Zwei Tiere hat Ronja Stöckli in diesem Jahr bereits geschossen – ein Reh und ein Hirsch. «Danach war ich jedes Mal so aufgeregt, dass ich gezittert habe», sagt die 31-Jährige, die in diesem Frühjahr ihre Jagdprüfung gemacht hat.
Noch sind Jägerinnen wie Ronja Stöckli in der Schweiz eher eine Seltenheit: Unter den rund 30'000 aktiven Jägern sind nur etwa 1000 Frauen. Doch beim Jagd-Nachwuchs sieht das anders aus: Bei den sogenannten Jungjägerinnen und -jäger ist der Anteil der Frauen dreimal so hoch. Für viele von ihnen ist das Thema Fleisch und Nachhaltigkeit ein wichtiger Faktor, so auch für Ronja Stöckli. «Ich esse eigentlich fast nur noch Fleisch von Tieren, die ich selbst geschossen habe. Ansonsten versuche ich vegetarisch zu leben.»
Jagen und sich sonst nur vegetarisch oder vegan ernähren – dafür gibt es mittlerweile sogar einen eigenen Begriff: Jeganismus ist ein Ausdruck, der immer häufiger auf Social-Media-Plattformen zu finden ist.
Jägerinnen und Jäger, die diesem Trend folgen, geht es vor allem darum, eine Alternative zur Massentierhaltung zu haben. «Da weiss ich ganz genau, dass das Tier nur das gefressen hat, was es gern hat. Es war nie eingesperrt oder musste auf stressvolle Tiertransporte.»
Ganz stressfrei geht es für die Wildtiere aber auch nicht zu – das sagen zumindest Tierschützer und -schützerinnen. Immer wieder wird dabei vor allem die Treibjagd kritisiert.
Wir müssen in den Bestand eingreifen und die Zahl der Wildtiere regulieren. Das geht nur mit Treibjagden.
Hier werden die Wildtiere von den sogenannten Treiberinnen und Treibern, die laut rufend durch den Wald gehen, aufgescheucht und in Richtung der Jägerinnen und Jäger getrieben. Dies würde die Tiere in Stress versetzen, so die Kritik.
Eine weitere Gefahr bei der Treibjagd: Die aufgeschreckten Tiere würden immer wieder nur angeschossen und qualvoll im Wald verenden. Dennoch ist aus Sicht der Jägerinnen und Jägern die Treibjagd notwendig. «Wir müssen in den Bestand eingreifen und die Zahl der Wildtiere regulieren. Das geht nur mit Treibjagden», so Ronja Stöckli.
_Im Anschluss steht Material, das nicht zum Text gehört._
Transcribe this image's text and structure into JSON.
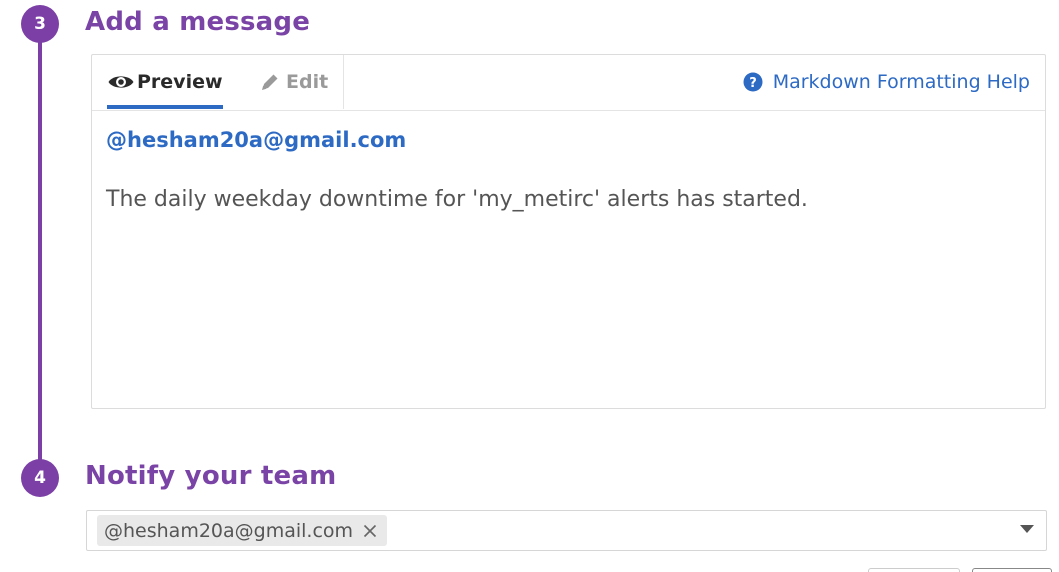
{
  "steps": {
    "message": {
      "number": "3",
      "title": "Add a message"
    },
    "notify": {
      "number": "4",
      "title": "Notify your team"
    }
  },
  "editor": {
    "tabs": {
      "preview_label": "Preview",
      "edit_label": "Edit",
      "active": "preview"
    },
    "help_link_label": "Markdown Formatting Help",
    "preview": {
      "mention": "@hesham20a@gmail.com",
      "text": "The daily weekday downtime for 'my_metirc' alerts has started."
    }
  },
  "notify": {
    "recipients": [
      "@hesham20a@gmail.com"
    ]
  },
  "icons": {
    "preview": "eye-icon",
    "edit": "pencil-icon",
    "help": "question-circle-icon",
    "remove_chip": "close-icon",
    "dropdown": "caret-down-icon"
  },
  "colors": {
    "step_accent": "#7b3fa6",
    "link": "#2d6ac4",
    "text": "#555555"
  }
}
Nur ein kleiner Teil aus heimischer Jagd
Dabei geht es vor allem darum, die Überpopulation gewisser Wildtiere in den Griff zu bekommen. In der Schweiz gibt es zum Beispiel über 140'000 Rehe – die fressen besonders gern junge Bäume und Knospen und schaden so dem Wald. Ein zu hoher Bestand würde auch den Wildtieren selbst schaden: Sie würden unter Hunger und Dichtestress leiden, argumentieren die Jägerinnen und Jäger.
«Der ganze Wald wird immer mehr den menschlichen Bedürfnissen angepasst. Der Lebensraum der Tiere wird kleiner und gleichzeitig nimmt der Bestand zu», so Ronja Stöckli. Tierschützer und Tierschützerinnen halten dagegen: Das Ökosystem Wald sei durchaus in der Lage, sich selbst zu regulieren.
Von den rund 4000 Tonnen Wildfleisch, die jährlich in der Schweiz auf dem Teller landen, stammt übrigens nur ein kleiner Teil aus der heimischen Jagd. Ein Grossteil wird aus Österreich, Slowenien oder Deutschland importiert. Jeganismus wird damit auch in Zukunft ein Privileg für wenige bleiben.